Schools closed on 19 October as part of tighter Covid-19 restrictions imposed by the NI Executive.
They are due to reopen on Monday 2 November and extra measures will be in place to allow pupils to return to classrooms safely.
That will include the mandatory wearing of face coverings for post-primary pupils on school transport.
Mr Weir said on Friday "schools represent a controlled environment".
He told BBC Radio Ulster's Good Morning Ulster programme: "There is nowhere in society which is entirely risk-free from this virus, let us be clear in relation to that.
"If we are going to send, on any longer-term basis, a third of a million children back into the wider community and believe that those children are going to be in a hermetically-sealed bubble in which there is no risk the big concern is what is happening outside of schools?
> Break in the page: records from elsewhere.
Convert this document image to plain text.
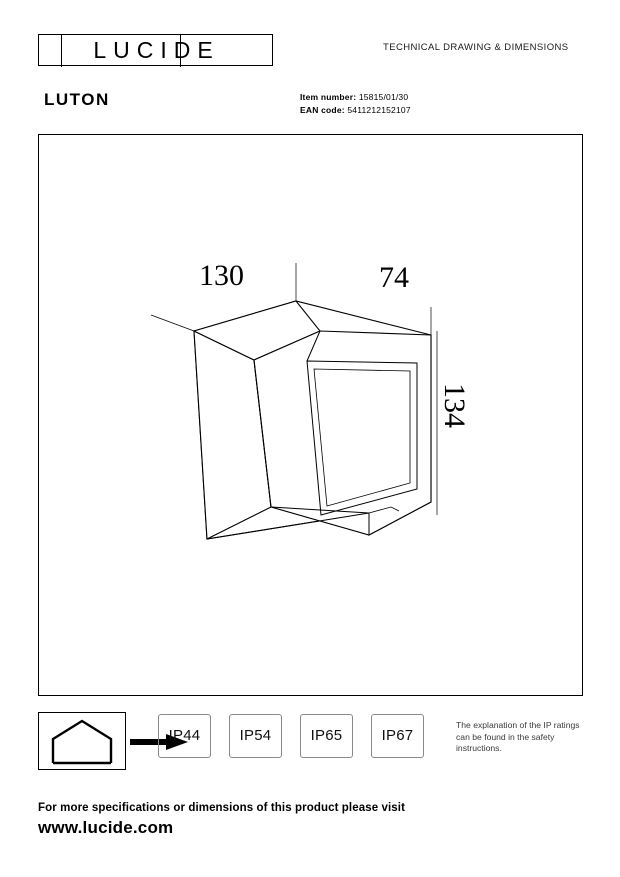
LUCIDE	TECHNICAL DRAWING & DIMENSIONS
LUTON	Item number: 15815/01/30
EAN code: 5411212152107
130	74
134
IP44	IP54	IP65	IP67
The explanation of the IP ratings can be found in the safety instructions.
For more specifications or dimensions of this product please visit
www.lucide.com
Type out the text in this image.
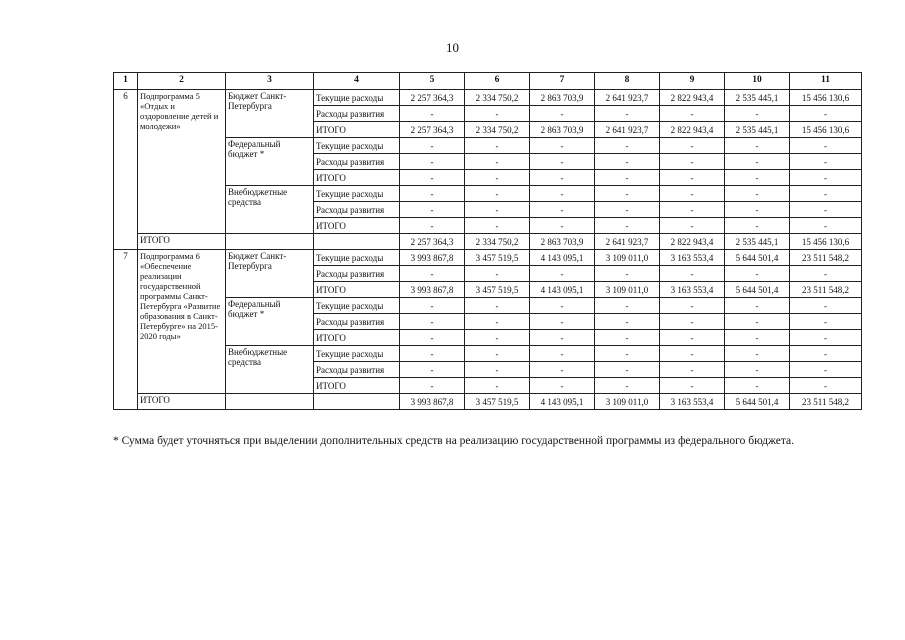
10
1	2	3	4	5	6	7	8	9	10	11
6	Подпрограмма 5 «Отдых и оздоровление детей и молодежи»	Бюджет Санкт-Петербурга	Текущие расходы	2 257 364,3	2 334 750,2	2 863 703,9	2 641 923,7	2 822 943,4	2 535 445,1	15 456 130,6
			Расходы развития	-	-	-	-	-	-	-
			ИТОГО	2 257 364,3	2 334 750,2	2 863 703,9	2 641 923,7	2 822 943,4	2 535 445,1	15 456 130,6
		Федеральный бюджет *	Текущие расходы	-	-	-	-	-	-	-
			Расходы развития	-	-	-	-	-	-	-
			ИТОГО	-	-	-	-	-	-	-
		Внебюджетные средства	Текущие расходы	-	-	-	-	-	-	-
			Расходы развития	-	-	-	-	-	-	-
			ИТОГО	-	-	-	-	-	-	-
	ИТОГО			2 257 364,3	2 334 750,2	2 863 703,9	2 641 923,7	2 822 943,4	2 535 445,1	15 456 130,6
7	Подпрограмма 6 «Обеспечение реализации государственной программы Санкт-Петербурга «Развитие образования в Санкт-Петербурге» на 2015-2020 годы»	Бюджет Санкт-Петербурга	Текущие расходы	3 993 867,8	3 457 519,5	4 143 095,1	3 109 011,0	3 163 553,4	5 644 501,4	23 511 548,2
			Расходы развития	-	-	-	-	-	-	-
			ИТОГО	3 993 867,8	3 457 519,5	4 143 095,1	3 109 011,0	3 163 553,4	5 644 501,4	23 511 548,2
		Федеральный бюджет *	Текущие расходы	-	-	-	-	-	-	-
			Расходы развития	-	-	-	-	-	-	-
			ИТОГО	-	-	-	-	-	-	-
		Внебюджетные средства	Текущие расходы	-	-	-	-	-	-	-
			Расходы развития	-	-	-	-	-	-	-
			ИТОГО	-	-	-	-	-	-	-
	ИТОГО			3 993 867,8	3 457 519,5	4 143 095,1	3 109 011,0	3 163 553,4	5 644 501,4	23 511 548,2
* Сумма будет уточняться при выделении дополнительных средств на реализацию государственной программы из федерального бюджета.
That is where the big concern is.
"Are there risks anywhere?
"Yes there are, but those risks can be mitigated and reduced by way of all the actions in terms of good hygiene, in terms of taking all the precautions within society as a whole that we need to take."
Good Morning Ulster revealed on Friday that Mr Weir had been sent a letter by the principal of Braniel Primary School in Belfast.
The principal, Diane Dawson, said that while she agreed that schools needed to be open for all children, that should not be at "the expense of the safety and health of our school staff and community".
Mr Weir said "it is important that we protect our children's education that we ensure that the life chances of our children are actually protected by ensuring that children are back in school".
He added that parents had a "critical role" to play "in terms of both themselves and their children - trying to make sure that community transfer is kept to a minimum".
The Public Health Agency (PHA) previously said there had been 2,030 Covid-19 cases in total in about half of Northern Ireland's schools since the start of term.
However, a number of other pupils or staff can be told to self-isolate for 14 days if they are a close contact of a positive case.
Alliance's Mr Lyttle had asked the minister how many pupils had been absent from school under attendance code eight since the start of term.
According to Department of Education (DE) attendance guidance to schools, pupils are to be marked absent using code eight if they are "advised not to attend school following advice from PHA Contact Tracing Service".
Code eight can also be used if "a pupil chooses not to attend school or parent chooses not to send their child to school on the advice of a medical professional as the child is self-isolating due to a significant underlying medical condition".
Using code eight is "important to identify the number of pupils choosing to self-isolate due to Covid-19," the DE guidance to schools said.
Pupils self-isolating at home are still expected to complete work provided by their school or be taught remotely.
Mr Weir was unable to provide Mr Lyttle with the number of pupils marked absent under code 8 since the start of term, but was able to give the figure for the week prior to half term.
For the week commencing 12 October, 5.6% of all attendances were recorded as code eight by schools.
A further 2.4% of pupils were marked as code P - which is used if their school transport does not arrive or they "are not required to attend physically at school due to social distancing rules".
While Mr Weir was not able to tell Mr Lyttle exactly how many pupil absences those percentages represented, there are around 320,000 pupils in Northern Ireland's primary and post-primary schools according to DE statistics.
It is not clear how many school staff have had to self-isolate following contact with a positive case.